Coal was originally forked into approximately 1 LT capacity wooden skips, hauled to the surface by horse and then carted down the mountain by a track joining Mount Keira Road near Hurt Street. Later improvements include a main and tail rope haulage installation to bring coal to the surface, and a self-acting skip incline (that is, empty skips hauled up to the mine by the descending loaded skips) to transport the coal to the foot of the mountain at what is now Gooyong Street Keiraville.

In May 1861 a narrow-gauge tramway was constructed from the incline to Belmore Basin (Wollongong Harbour) after the Mount Keira Tramways Act was passed by parliament. In 1878 the tramroad was widened to standard gauge and horse teams used for hauling the coal were replaced by steam locomotives.

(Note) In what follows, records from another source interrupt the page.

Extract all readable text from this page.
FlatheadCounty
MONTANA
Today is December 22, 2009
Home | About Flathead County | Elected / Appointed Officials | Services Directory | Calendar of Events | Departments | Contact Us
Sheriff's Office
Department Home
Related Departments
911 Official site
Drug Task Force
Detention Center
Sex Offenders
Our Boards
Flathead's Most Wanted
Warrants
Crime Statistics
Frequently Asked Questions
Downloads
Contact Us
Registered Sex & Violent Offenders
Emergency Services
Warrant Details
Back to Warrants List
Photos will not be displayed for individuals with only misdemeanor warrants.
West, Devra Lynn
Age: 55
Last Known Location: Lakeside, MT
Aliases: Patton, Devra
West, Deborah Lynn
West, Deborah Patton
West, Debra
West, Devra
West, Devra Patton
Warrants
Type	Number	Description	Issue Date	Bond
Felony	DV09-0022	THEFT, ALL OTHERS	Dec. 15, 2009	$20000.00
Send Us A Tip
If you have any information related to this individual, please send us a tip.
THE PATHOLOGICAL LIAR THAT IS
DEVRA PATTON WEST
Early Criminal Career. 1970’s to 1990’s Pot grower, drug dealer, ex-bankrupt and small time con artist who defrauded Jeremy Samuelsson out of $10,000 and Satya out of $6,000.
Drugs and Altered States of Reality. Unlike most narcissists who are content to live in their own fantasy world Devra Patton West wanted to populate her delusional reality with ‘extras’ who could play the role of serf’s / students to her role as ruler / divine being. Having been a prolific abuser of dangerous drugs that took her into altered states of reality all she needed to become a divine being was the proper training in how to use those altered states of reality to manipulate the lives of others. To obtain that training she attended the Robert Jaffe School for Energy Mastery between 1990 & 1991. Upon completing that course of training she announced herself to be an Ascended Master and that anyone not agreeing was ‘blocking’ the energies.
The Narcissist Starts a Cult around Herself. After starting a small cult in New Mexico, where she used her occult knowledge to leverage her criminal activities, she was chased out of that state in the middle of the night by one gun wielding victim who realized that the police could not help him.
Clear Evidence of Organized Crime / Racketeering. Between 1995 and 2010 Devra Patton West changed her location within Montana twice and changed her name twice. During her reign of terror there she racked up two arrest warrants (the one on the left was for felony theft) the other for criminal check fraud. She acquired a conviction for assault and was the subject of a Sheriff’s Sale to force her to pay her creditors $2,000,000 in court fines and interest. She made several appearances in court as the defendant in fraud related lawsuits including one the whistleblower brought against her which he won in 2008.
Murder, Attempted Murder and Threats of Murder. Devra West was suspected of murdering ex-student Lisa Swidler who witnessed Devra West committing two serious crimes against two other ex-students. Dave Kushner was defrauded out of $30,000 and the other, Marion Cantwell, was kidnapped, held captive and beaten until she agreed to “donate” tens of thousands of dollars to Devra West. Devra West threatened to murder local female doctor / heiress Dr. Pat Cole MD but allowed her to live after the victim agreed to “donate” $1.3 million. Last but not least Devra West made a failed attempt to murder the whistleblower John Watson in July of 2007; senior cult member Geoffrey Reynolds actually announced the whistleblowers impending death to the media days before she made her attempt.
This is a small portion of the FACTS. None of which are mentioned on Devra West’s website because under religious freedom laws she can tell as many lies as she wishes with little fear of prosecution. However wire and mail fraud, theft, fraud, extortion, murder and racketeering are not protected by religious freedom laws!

These locomotives, the Keira No. 1 and Keira No. 2, were the first locomotives to work on this coal route but steam locomotives were earlier used at Bulli Colliery from 1867 – even though the first Bulli locomotive purchased proved too heavy for the track, which had previously been designed for an ingenious gravitational coal-skip incline to the jetty over four cuttings and four bridges. The locomotives at Keira ceased running in 1954 when the line was closed.

On a modern street map the route of the tramway followed Gooyong Street, Rose Street, Throsby Drive (Tramway Bridge) and then between Campbell Street and Smith Street (including the Illawarra Master Builders Club carpark) to Osborne Park and Belmore Basin. The route can still be traced on a modern aerial or satellite photograph. In 1937 Australian Iron & Steel (later a subsidiary of BHP) acquired the colliery for its Port Kembla steelworks. In 1942 a diesel locomotive was introduced at the mine, the first underground diesel locomotive in Australia.

In 1954 the skipway and tramway were replaced by a tunnel driven from the escarpment at the head of the company's private railway between Mount Nebo and Mount Kembla. In 1955 the mine was renamed Kemira (from Kembla and Keira). Longwall mining was introduced in the 1960s. Peak production was reached in the year ending November 1979 with 770684 t. In 1982 a downturn in the steel industry resulted in 189 employees (60% of the workforce) being retrenched, resulting in a 16-day "sit-in" protest by 30, and mining finally ceased on 27 September 1991.